Fassett also served as consultant to mining companies, including directing the building of the first cyanide leach gold mill in Korea in 1900. He was supported financially by his cousin, Congressman Jacob Sloat Fassett of New York, whose son Newton was partner and briefly manager of the firm when Charles Fassett became involved in local politics.

==Government service==
During the 1880s, Fassett served a term in the Nevada State Assembly and served as chief clerk at sessions in Carson City. In Spokane, Fassett became an advocate of clean politics and governance as exemplified by the commission style of city government, a typical Progressive Era reformer.
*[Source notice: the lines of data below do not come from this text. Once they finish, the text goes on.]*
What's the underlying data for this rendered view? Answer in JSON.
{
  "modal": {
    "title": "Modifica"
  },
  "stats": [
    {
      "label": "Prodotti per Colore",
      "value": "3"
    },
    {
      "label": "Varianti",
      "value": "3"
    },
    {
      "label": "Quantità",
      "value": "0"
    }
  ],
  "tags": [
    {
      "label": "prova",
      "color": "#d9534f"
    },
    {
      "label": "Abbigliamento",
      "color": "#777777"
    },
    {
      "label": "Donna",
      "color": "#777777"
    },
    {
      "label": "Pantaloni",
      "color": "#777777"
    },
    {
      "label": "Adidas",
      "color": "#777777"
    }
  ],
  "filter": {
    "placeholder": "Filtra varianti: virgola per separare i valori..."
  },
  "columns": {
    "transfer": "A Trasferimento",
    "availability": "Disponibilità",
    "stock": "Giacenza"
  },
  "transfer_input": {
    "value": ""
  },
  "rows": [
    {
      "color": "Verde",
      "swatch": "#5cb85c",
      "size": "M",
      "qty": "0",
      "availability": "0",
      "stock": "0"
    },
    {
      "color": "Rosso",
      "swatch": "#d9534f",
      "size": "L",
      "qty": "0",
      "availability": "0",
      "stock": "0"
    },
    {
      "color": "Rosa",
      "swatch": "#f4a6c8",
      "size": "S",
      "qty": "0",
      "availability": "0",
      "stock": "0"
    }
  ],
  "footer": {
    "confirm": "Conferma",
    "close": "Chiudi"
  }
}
With him leading the fight to change Spokane to a commission government, he became one of the first city commissioners in the spring of 1911. He was elected mayor and served December 1914 to January 1916 and again January 1918 to January 1920.

His books on commission style government -- Assets of the Ideal City and Handbook of Municipal Government—include descriptions of his service in Spokane. After leaving office, he became a professor on municipal government at the University of Kansas in Lawrence, which was his final residence.

==Death==
On August 10, 1923, Fassett died at age 64 of an apparent heart attack while vacationing at his summer home on the banks of Spirit Lake in Kootenai County, Idaho, not far from Spokane. He had just returned by his motorboat from delivering a eulogy for President Warren G. Harding at Spirit Lake's Tesemini club.

==Personal==
Fassett married Edith May Benham of Reno, daughter of a Spokane pioneer, on January 1, 1884; they had a daughter and a son.